The natural world is resplendent with beautiful animals that reveal the wonders of evolution. This article will present seven creatures that are likely to captivate your imagination.
The tiger is the largest and most eye-catching of the big cats. They can grow up to 3.9 meters in length and weigh over 300 kg. Tigers have a lifespan up to 26 years, although all six subspecies (Bengal, Siberian, Sumatran, Malayan, Indochinese and South China tigers) are endangered, with a total population of less than 4,000. The Bengal tiger is the most common and the Siberian is the largest.
The Madagascan sunset moth is a uniquely colorful lepidopteran that is sought after by collectors. Its often asymmetrical pattern of colors is caused by the optical interference and scattering of light by curved, partially reflective scales on the moth's wings (see video below).
Sunset moths have a wingspan up to 11 cm and are often mistaken for butterflies due to their color, tails, and habit of resting with their wings vertical. Their bright aposematic colors warn predators of their toxicity. In contrast, the moth's chrysalis looks like a covered corpse and the Malagasy people believe the emergent moth represents the risen soul of their dead ancestors.
The swallow-tailed hummingbird lives in east and central South America. It prefers semi-open areas, sparse woodland, coastal regions, and gardens, but it will avoid dense rainforest. It has a long forked tail that comprises half of the bird's 16 cm length.
The candy crab (Hoplophrys) is unique because it belongs to a monotypic genus, which means it has no closely related species. This crab grows to 2 cm in length and can camouflage itself in bright colors to match the coral that forms its habitat. As well as red, the crab can turn white, yellow, and pink. It lives in the Indian and Pacific Oceans.

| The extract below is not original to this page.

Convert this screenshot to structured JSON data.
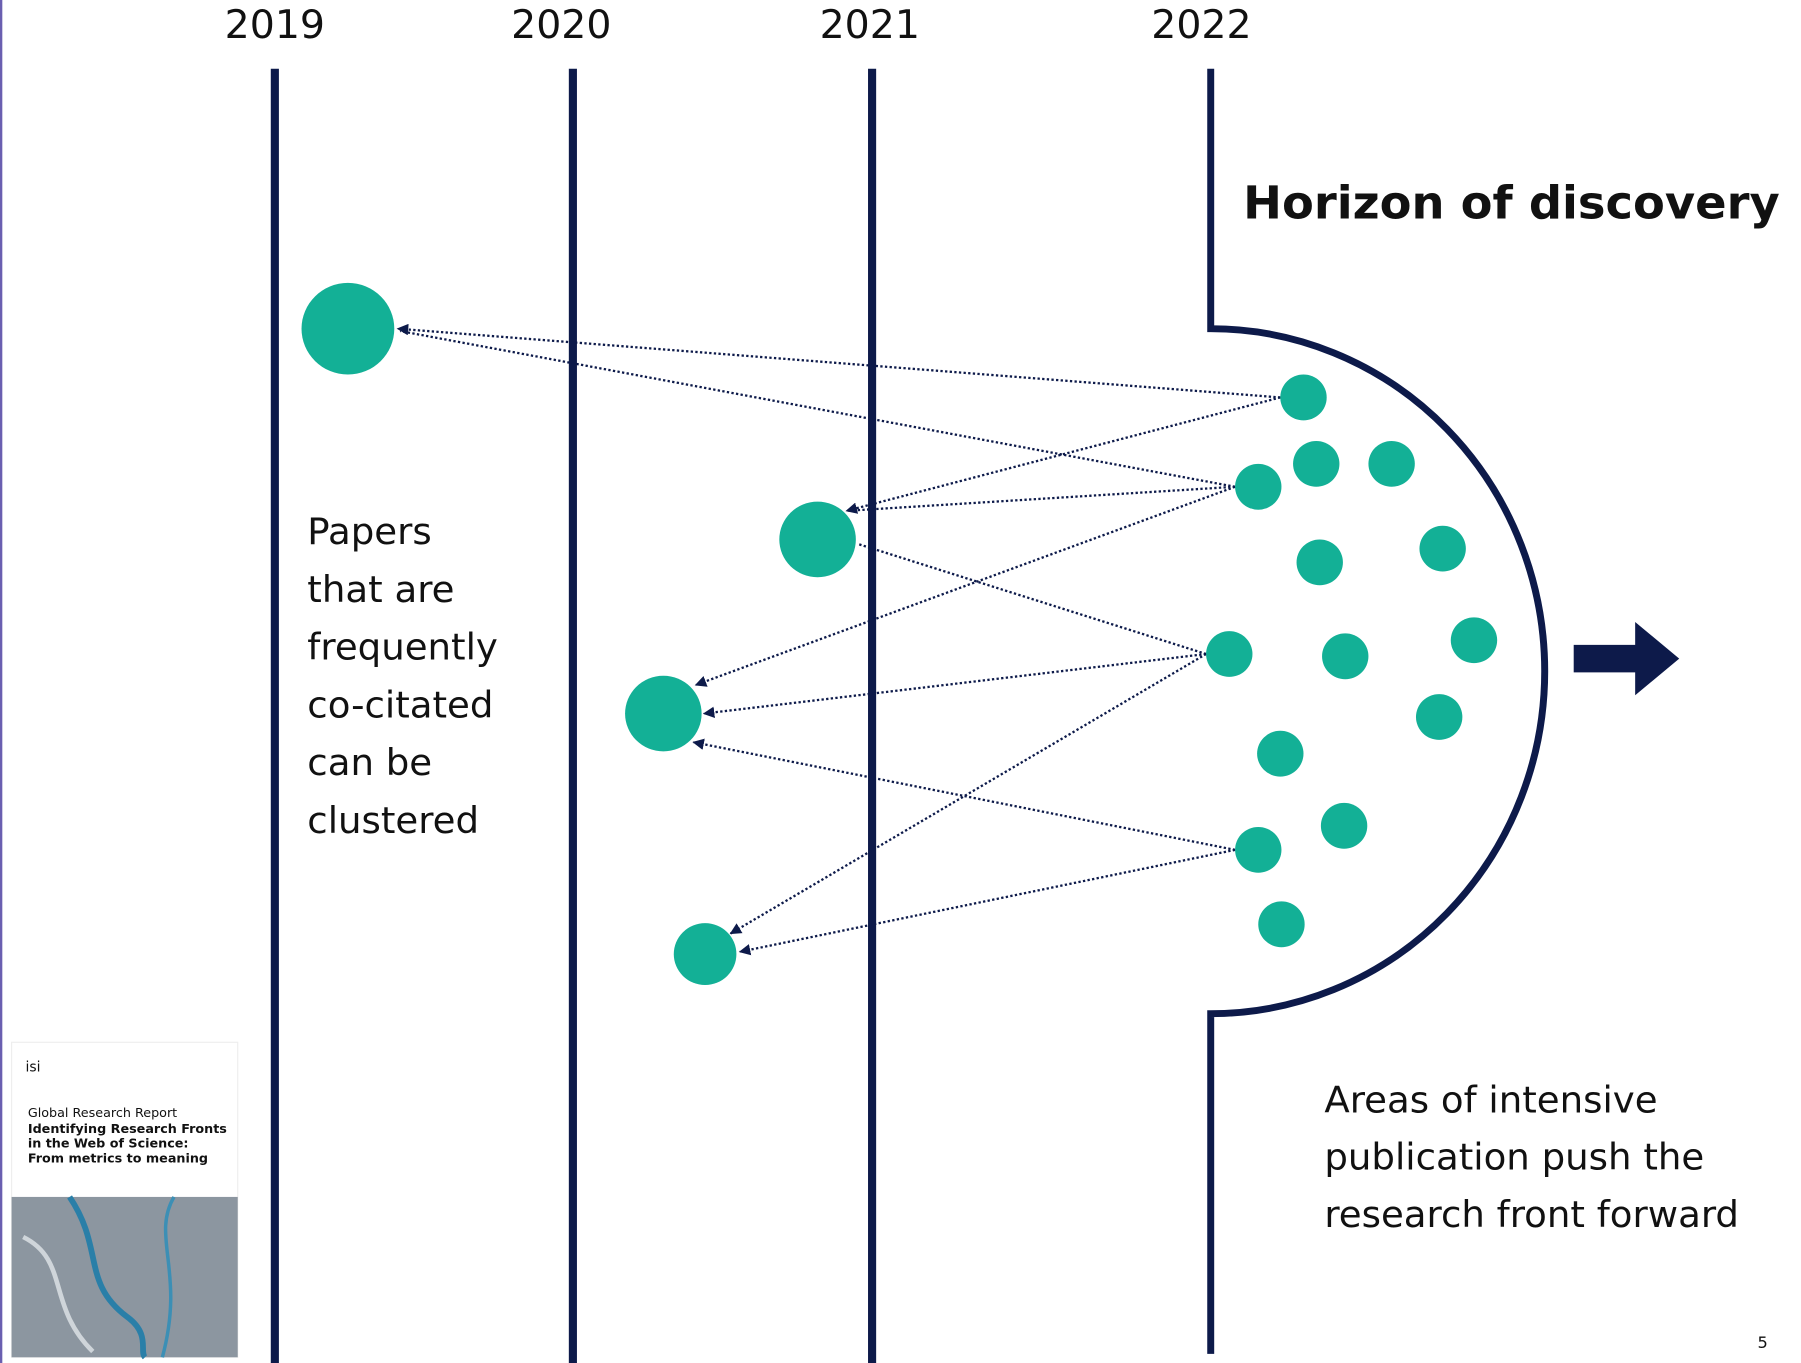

The caracal gets its name from the Turkish words kara kulak, meaning "black ear." It has a number of adaptations that allow it to live in a diverse range of habitats. These include its long, tufted, and highly flexible ears that help it hear the smallest of sounds, and powerful hind legs that allow it to leap several meters into the air to catch birds.
Zanzibar Red Colobus
The Zanzibar Red Colobus is a monkey that lives only on Zanzibar, an island off the coast of Tanzania, East Africa. They are an endangered species with no more than 3000 left in the wild. The people of Zanzibar hold negative views of the animal and call them `poison monkey' because of their unusual smell.
The mandarin fish swims in the south-west Pacific Ocean close to Australia, Taiwan, and the Philippines. Its array of color resembles the robes worn by an Imperial Chinese mandarin (a high-ranking bureaucrat) and the blue color comes from a cellular pigment that is unique to the species.